Always open for suggestions for further improvement. Just don't wanna draw too much attention to myself being a female and all lol


----------



## samo (Apr 30, 2002)

blazing-jay said:


> Just don't wanna draw too much attention to myself being a female and all lol


We would have never known had you not posted that. So much for not drawing attention... 

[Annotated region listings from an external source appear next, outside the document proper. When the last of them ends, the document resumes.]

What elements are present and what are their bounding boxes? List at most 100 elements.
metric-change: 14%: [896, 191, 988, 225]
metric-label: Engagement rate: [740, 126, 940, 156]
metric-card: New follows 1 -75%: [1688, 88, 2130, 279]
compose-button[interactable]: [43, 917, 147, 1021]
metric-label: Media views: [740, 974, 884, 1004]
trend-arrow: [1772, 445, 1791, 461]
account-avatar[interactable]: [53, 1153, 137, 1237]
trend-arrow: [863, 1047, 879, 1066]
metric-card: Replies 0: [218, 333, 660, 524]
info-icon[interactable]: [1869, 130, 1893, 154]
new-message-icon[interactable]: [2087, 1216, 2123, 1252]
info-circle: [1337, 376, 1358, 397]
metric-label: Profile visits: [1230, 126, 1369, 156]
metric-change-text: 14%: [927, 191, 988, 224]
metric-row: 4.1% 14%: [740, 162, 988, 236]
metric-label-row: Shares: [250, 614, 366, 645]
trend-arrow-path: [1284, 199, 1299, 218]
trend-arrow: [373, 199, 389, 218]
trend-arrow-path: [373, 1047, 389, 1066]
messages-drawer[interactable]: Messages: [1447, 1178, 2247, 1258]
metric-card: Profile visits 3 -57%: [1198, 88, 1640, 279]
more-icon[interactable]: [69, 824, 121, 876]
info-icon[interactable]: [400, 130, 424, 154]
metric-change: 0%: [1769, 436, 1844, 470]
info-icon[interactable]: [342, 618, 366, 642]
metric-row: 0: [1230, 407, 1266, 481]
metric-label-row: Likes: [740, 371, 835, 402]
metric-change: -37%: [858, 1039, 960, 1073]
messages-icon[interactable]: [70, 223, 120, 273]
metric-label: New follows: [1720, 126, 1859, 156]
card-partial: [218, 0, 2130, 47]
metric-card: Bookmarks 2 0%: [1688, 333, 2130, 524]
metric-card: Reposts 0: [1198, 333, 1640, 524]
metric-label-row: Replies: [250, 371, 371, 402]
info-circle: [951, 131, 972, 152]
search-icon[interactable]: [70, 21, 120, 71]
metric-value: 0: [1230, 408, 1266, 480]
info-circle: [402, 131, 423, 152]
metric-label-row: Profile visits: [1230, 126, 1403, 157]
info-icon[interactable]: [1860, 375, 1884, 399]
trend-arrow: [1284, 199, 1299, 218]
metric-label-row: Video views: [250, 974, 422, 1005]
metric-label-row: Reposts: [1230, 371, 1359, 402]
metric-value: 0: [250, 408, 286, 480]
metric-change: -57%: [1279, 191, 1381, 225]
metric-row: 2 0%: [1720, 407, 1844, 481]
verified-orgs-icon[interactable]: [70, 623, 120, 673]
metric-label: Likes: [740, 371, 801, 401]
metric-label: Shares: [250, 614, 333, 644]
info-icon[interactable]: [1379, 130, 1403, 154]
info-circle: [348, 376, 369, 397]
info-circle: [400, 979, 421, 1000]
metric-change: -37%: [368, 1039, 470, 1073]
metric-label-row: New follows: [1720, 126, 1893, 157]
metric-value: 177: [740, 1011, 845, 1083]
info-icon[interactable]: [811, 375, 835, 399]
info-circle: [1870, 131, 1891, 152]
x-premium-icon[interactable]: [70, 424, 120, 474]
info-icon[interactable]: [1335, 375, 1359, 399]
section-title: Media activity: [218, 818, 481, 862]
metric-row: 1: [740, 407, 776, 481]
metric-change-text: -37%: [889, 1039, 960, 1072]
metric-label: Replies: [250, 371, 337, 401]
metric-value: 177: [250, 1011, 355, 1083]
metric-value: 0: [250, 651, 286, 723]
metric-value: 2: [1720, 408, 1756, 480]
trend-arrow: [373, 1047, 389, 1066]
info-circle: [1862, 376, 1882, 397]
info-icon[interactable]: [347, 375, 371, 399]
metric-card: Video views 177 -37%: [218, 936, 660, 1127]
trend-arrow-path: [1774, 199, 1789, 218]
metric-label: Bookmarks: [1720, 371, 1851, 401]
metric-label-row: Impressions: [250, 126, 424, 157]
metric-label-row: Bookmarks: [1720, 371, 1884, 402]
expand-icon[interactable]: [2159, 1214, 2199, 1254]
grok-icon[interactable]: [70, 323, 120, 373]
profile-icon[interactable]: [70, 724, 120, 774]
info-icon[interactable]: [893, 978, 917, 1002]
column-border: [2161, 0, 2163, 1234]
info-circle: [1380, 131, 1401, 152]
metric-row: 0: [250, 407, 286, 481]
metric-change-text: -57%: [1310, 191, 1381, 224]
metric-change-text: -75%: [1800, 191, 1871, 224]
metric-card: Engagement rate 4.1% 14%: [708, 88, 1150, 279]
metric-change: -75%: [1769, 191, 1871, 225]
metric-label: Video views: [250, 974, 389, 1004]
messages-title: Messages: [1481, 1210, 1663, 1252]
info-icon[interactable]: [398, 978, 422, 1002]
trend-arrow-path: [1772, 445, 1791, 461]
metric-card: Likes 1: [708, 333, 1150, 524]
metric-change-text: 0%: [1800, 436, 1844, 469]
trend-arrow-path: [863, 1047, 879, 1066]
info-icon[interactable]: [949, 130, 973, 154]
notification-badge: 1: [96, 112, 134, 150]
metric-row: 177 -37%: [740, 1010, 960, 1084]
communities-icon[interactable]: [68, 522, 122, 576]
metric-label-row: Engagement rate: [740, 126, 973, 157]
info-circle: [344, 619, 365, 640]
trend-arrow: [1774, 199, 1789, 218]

Anyhow, the pictures don't work for me.


----------



## koshimaro (Jun 28, 2002)

yah pics dont work
try 
www.photobucket.com


----------



## blazing-jay (May 23, 2004)

sorry,
there's something wrong with my pics. I'll try to resend them


----------



## blazing-jay (May 23, 2004)

*pics*

www.photobucket.com 
album name: blazing-jay

sorry for the mis-haps


----------



## samo (Apr 30, 2002)

"This album is password protected."

Try Cardomain or something, yeah?


----------



## 7875 (Apr 3, 2003)

The name says it all.. *NWS*

I can post some pics if you'd like, as long as you include some of yourself.


----------



## psuLemon (Apr 23, 2003)

^wow thats just wrong..


----------



## blazing-jay (May 23, 2004)

www.photobucket.com 
album name: blazing-jay

its working now


----------



## Reverend D (Jan 13, 2003)

Sweet looking Altima!! I'm an Altima owner too.


----------



## blazing-jay (May 23, 2004)

thanks :thumbup:


----------



## asleepz (Feb 24, 2004)

everything looks sweet 

besides

the headrests. Sorry just don't like them


----------



## blazing-jay (May 23, 2004)

thx for your input


----------



## asleepz (Feb 24, 2004)

no prob I always like giving CONSTRUCTIVE criticism instead of saying and I quote 

"Those things are the ugliest mother fu#*ing things in the world"


----------